C’est justement ce qu’il ne faut pas faire. Car c’est quand on ne l’attend plus que  Beyrouth se livre. Il faut du temps, plusieurs semaines et sans doute plus encore, pour comprendre que c’est Alexandre Najjar qui résume tout lorsqu’il dit de Beyrouth qu’elle est une « femme violée ».

Parce que comme une femme violée, Beyrouth reste digne et présente au voyageur qui la rencontre un visage plaisant juste ce qu’il faut. Parce comme une femme violée, Beyrouth porte des séquelles, mais fait en sorte de les cacher, tente de les oublier. Parce que comme une femme violée, Beyrouth ne se livre qu’a celui qui se prouve digne de sa confiance ébranlée. Pour la mériter il faut l’aimer. Et on aime Beyrouth comme on aime une femme: sans vraiment savoir pourquoi, mais avec une attirance inévitable et une conviction intime. Peu a peu, Beyrouth sait rendre cet amour.

Beyrouth m’aura fait attendre, mais avant que je ne la quitte, m’aura accepté. La larme à  l’oeil dans le dernier taxi service, qui me ramenait vendredi soir à Hamra.
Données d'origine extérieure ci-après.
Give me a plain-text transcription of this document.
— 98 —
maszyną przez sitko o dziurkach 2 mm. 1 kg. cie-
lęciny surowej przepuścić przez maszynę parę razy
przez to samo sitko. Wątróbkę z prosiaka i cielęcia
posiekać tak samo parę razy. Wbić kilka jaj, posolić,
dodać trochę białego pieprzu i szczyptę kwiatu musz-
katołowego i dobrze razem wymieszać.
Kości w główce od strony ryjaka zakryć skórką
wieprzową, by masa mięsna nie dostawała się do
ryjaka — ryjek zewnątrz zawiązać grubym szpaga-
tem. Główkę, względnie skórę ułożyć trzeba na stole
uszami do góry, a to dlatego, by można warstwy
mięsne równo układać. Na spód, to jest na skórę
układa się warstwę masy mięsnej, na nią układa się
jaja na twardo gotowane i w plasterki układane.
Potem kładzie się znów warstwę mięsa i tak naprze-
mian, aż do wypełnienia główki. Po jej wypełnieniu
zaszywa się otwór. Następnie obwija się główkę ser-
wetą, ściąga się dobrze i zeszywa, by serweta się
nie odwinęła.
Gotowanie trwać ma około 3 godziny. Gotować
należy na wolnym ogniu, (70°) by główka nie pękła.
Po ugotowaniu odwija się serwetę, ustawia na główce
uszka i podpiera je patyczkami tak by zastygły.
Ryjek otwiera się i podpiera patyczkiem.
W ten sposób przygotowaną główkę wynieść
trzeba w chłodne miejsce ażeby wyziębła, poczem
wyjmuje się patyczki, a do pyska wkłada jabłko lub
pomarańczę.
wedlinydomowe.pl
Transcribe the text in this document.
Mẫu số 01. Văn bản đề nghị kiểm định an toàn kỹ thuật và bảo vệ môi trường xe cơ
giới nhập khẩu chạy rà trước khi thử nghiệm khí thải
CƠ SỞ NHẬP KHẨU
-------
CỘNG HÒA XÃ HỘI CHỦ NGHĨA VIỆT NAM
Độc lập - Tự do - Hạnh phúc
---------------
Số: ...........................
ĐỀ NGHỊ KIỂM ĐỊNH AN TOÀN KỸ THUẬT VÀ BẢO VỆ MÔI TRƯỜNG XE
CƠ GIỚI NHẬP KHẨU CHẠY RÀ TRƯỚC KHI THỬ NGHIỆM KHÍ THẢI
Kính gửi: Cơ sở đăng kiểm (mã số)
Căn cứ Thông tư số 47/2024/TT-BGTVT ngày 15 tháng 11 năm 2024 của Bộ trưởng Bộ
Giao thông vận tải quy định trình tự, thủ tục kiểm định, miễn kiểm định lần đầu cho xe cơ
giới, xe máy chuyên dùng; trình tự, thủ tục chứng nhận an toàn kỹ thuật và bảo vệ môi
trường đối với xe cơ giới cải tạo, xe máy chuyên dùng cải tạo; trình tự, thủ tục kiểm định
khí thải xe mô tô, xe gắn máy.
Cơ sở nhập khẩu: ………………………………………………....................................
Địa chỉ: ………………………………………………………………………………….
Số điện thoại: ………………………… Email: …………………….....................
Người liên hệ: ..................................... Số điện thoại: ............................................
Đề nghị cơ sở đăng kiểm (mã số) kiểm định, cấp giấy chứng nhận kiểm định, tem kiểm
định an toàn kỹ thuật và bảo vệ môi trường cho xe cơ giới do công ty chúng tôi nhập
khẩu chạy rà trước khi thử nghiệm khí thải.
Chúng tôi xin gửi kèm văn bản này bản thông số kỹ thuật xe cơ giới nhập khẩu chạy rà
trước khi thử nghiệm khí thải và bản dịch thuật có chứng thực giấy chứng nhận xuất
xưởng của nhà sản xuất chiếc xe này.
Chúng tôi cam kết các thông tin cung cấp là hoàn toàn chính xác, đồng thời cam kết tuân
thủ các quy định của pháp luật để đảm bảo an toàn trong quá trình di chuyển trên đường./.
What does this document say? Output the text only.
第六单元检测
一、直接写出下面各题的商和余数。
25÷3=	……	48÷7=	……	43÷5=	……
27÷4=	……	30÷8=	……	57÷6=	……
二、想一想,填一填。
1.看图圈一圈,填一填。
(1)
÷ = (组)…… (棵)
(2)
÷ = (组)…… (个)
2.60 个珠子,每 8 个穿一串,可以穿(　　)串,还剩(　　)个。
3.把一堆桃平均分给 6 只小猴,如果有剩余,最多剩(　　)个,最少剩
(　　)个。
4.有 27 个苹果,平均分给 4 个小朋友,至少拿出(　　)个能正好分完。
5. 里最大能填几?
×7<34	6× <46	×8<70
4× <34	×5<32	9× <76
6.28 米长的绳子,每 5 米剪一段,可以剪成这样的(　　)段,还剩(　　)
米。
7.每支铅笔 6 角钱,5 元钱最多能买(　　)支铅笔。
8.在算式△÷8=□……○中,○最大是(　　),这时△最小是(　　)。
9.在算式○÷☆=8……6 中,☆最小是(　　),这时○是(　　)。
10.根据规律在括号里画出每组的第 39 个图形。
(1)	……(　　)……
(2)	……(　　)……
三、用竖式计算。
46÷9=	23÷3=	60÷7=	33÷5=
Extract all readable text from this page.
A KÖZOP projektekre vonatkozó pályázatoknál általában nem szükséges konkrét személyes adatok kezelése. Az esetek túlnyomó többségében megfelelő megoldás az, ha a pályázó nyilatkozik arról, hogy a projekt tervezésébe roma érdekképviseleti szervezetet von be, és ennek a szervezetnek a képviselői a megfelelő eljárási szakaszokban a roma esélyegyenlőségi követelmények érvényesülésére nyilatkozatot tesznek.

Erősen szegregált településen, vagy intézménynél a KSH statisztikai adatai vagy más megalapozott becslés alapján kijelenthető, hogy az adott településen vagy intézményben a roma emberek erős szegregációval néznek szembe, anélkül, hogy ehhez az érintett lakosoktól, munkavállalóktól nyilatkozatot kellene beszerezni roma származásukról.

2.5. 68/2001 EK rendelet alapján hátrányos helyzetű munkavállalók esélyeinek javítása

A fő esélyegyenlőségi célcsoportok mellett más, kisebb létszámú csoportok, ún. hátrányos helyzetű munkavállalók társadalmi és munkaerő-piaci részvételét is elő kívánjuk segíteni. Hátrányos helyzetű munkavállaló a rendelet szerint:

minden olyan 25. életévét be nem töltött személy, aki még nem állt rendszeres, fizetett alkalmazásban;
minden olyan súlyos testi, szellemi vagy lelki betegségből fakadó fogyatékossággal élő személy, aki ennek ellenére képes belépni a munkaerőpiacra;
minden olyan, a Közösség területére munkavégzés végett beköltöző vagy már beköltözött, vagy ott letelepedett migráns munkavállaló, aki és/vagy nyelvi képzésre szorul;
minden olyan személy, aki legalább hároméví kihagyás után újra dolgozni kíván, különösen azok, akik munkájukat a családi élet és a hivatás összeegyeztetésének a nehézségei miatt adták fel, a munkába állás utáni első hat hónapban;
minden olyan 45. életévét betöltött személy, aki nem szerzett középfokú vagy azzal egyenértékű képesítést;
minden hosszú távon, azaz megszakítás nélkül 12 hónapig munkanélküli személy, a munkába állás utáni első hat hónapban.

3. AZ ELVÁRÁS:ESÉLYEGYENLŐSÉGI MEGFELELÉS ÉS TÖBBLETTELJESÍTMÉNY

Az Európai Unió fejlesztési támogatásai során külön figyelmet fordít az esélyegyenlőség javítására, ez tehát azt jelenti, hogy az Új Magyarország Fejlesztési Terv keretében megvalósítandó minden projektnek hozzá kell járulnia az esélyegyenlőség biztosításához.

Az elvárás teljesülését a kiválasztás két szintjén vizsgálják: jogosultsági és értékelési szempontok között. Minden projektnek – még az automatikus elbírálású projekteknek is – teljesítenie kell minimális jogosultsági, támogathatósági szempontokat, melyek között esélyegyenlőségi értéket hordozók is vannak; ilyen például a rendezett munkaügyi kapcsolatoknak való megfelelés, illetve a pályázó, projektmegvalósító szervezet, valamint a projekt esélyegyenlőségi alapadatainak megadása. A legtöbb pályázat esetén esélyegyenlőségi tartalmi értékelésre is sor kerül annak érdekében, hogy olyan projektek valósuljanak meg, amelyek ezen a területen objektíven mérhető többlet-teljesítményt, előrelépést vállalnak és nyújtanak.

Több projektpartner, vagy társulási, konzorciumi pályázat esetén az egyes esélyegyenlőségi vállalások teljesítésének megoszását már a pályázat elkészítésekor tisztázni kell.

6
Je ne sais toujours pas vraiment pourquoi j’aime cette ville, mais je sais qu’elle est désormais dans mon coeur. Mon coeur pincé samedi lorsque Beyrouth disparaissait, immeuble après immeuble derrière les montagnes qui m’emmenaient vers la plaine de la Bekaa, puis Damas. Beyrouth ne s’explique pas, elle se vit. Et se donne à ceux qui veulent d’elle. Comme Venise ou Helsinki, je reviendrai toujours.